Mis amigos Marianne y Claus y una veintena más de profesores realizan el milagro no solo de sostener un colegio (Dronninglund Efterskole) con algo más de un centenar de alumnos entre los 16 y los 18 años sino que además sostienen un proyecto de sostenibilidad medioambiental cuyo objetivo es construir un colegio en el que la huella de carbono que se emita desde el mismo sea la mínima posible. Y para eso hemos venido a la periferia de Europa mi compañera Miriam y un servidor de ustedes, apreciados lectores, como observadores de un proyecto general de centro educativo que cuenta con tres pilares básicos: la educación en la responsabilidad individual, la educación en la responsabilidad social y la educación en la responsabilidad con los objetivos de desarrollo sostenible, los tan traídos ODS que, actualmente, tienen como meta de realización el año 2030 pero que, como todos sabéis, vienen «coleando» desde hace muchos años sin que exista un organismo serio, eficaz y con capacidad real de ejecución que los obligue a cumplir. Para que nos entendamos, algo similar ocurre con la Declaración Universal de los Derechos Humanos: ahí está redactada desde 1948 y durmiendo «el sueño de los justos» (por cierto, el Estado Vaticano aún no la ha firmado).

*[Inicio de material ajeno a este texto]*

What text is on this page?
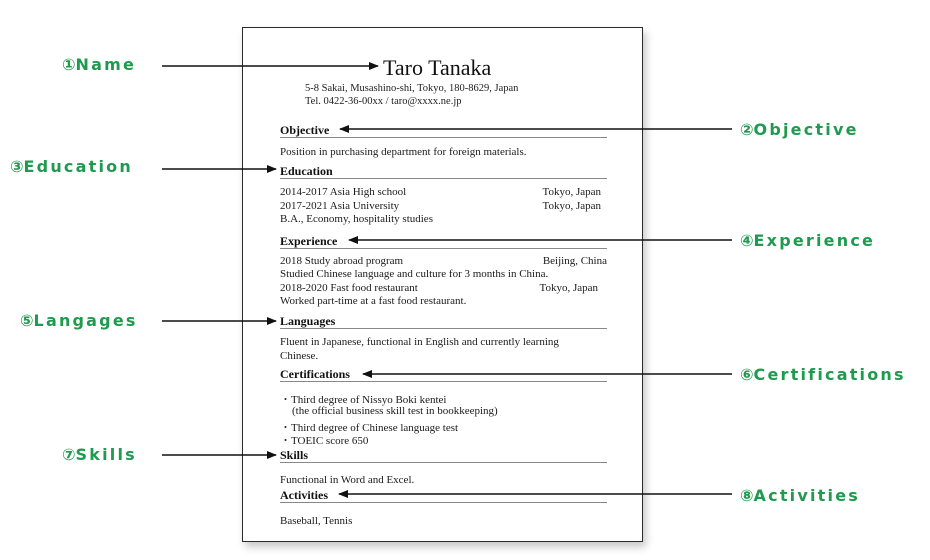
Taro Tanaka
5-8 Sakai, Musashino-shi, Tokyo, 180-8629, Japan
Tel. 0422-36-00xx / taro@xxxx.ne.jp
Objective
Position in purchasing department for foreign materials.
Education
2014-2017 Asia High school	Tokyo, Japan
2017-2021 Asia University	Tokyo, Japan
B.A., Economy, hospitality studies
Experience
2018 Study abroad program	Beijing, China
Studied Chinese language and culture for 3 months in China.
2018-2020 Fast food restaurant	Tokyo, Japan
Worked part-time at a fast food restaurant.
Languages
Fluent in Japanese, functional in English and currently learning
Chinese.
Certifications
・Third degree of Nissyo Boki kentei
(the official business skill test in bookkeeping)
・Third degree of Chinese language test
・TOEIC score 650
Skills
Functional in Word and Excel.
Activities
Baseball, Tennis
①Name
③Education
⑤Langages
⑦Skills
②Objective
④Experience
⑥Certifications
⑧Activities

La concreción de esos tres pilares básicos que he señalado anteriormente toman forman en tres proyectos que el alumnado debe desarrollar durante el curso escolar. El primero de ellos se denomina «¿qué puedo realizar para mejorar mi centro educativo?» y en él se tiene en consideración la alteridad antes que la individualidad, es decir, lo contrario a lo que hoy impera en nuestras sociedades occidentales neoliberales en las que el «yo» está antes, y a mucha distancia, que el «tú», en las que lo mío propio prevalece frente a lo del otro. El segundo de los proyectos sí incide en lo personal con la pregunta «¿Qué puedo realizar para mejorar yo mismo?», es decir, qué puedo hacer para mi propio crecimiento como ser humano. Y el tercero y último tiene que dar respuesta a la pregunta «¿Qué puedo hacer por mi entorno próximo, por mi entorno más cercano?». En él se establece esa conexión, la mayoría de las veces tan escasa y tenue, incluso nula, entre la escuela y la vida real, entre la escuela y la sociedad que te circunda.

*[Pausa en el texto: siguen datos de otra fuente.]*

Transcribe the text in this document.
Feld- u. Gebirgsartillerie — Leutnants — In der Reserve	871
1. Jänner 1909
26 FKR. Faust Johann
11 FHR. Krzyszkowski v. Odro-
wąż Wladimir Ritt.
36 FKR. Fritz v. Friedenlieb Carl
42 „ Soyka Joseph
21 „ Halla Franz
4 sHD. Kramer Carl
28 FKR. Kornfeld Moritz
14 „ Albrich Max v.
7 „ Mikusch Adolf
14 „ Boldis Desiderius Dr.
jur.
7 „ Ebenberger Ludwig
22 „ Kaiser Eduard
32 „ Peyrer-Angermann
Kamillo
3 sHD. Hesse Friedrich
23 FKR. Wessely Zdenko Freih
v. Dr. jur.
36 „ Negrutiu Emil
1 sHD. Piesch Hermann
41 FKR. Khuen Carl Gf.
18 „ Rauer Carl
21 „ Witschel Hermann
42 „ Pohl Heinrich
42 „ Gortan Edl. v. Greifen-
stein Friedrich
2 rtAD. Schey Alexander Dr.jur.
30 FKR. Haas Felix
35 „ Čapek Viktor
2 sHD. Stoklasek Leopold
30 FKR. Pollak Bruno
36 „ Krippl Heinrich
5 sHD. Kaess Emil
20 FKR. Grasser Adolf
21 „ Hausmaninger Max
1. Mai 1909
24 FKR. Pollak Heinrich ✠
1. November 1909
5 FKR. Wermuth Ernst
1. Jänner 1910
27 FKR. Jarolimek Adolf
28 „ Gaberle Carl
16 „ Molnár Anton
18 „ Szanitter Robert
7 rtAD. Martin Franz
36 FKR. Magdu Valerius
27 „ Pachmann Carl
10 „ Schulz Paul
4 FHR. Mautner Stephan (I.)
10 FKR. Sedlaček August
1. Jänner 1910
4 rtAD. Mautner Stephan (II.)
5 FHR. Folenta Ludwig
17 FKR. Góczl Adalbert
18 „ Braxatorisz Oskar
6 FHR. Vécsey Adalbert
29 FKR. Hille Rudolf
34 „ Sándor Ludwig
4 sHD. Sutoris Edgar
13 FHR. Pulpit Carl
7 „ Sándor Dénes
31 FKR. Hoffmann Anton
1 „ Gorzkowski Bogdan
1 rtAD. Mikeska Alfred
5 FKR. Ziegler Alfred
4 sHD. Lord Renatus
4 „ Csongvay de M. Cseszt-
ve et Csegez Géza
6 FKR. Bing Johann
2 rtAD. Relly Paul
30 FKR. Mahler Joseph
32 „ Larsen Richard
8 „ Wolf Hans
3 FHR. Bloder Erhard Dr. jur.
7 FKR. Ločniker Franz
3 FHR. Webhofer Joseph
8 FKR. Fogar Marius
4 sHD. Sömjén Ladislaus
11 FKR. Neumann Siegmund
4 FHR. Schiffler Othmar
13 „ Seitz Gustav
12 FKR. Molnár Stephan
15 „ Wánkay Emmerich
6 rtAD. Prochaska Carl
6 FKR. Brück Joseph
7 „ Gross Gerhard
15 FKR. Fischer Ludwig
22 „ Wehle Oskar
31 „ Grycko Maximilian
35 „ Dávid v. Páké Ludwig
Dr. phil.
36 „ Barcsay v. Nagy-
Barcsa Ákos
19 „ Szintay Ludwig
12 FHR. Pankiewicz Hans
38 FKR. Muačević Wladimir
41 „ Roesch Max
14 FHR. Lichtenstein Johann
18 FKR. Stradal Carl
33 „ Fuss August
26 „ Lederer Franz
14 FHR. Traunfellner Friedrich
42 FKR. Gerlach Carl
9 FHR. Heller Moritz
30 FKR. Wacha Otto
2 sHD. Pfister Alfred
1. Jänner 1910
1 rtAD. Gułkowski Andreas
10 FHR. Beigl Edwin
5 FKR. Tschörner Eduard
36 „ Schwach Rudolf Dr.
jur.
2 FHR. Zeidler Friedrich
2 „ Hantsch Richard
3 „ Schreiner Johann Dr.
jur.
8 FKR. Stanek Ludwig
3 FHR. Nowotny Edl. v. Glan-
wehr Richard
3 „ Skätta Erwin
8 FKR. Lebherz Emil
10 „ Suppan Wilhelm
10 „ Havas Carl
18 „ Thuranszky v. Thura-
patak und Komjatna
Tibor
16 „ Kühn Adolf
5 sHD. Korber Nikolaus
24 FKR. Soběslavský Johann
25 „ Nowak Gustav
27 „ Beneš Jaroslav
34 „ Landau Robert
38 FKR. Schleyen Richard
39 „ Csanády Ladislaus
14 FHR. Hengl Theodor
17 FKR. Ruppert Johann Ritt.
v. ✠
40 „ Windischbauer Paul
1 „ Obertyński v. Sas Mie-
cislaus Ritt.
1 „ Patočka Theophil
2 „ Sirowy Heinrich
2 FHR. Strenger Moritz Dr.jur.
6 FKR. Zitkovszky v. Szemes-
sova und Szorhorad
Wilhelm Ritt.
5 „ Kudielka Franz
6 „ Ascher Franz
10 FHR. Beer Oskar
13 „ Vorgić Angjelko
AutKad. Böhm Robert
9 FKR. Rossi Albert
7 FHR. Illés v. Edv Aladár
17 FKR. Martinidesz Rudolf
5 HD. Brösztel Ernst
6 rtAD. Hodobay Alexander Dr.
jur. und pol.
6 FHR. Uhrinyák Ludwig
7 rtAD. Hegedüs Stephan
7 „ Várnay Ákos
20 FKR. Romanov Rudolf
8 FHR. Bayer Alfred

Los tres proyectos tienen como eje vertebrador la consecución de un mundo más sostenible en todos los aspectos, de una sociedad más justa y democrática, de una escuela donde realmente preparemos a nuestro alumnado para el futuro que les aguarda y de una individualidad que jamás esté reñida sino, más bien, unida a la alteridad al modo del pensamiento Ubuntu: yo soy porque tú eres.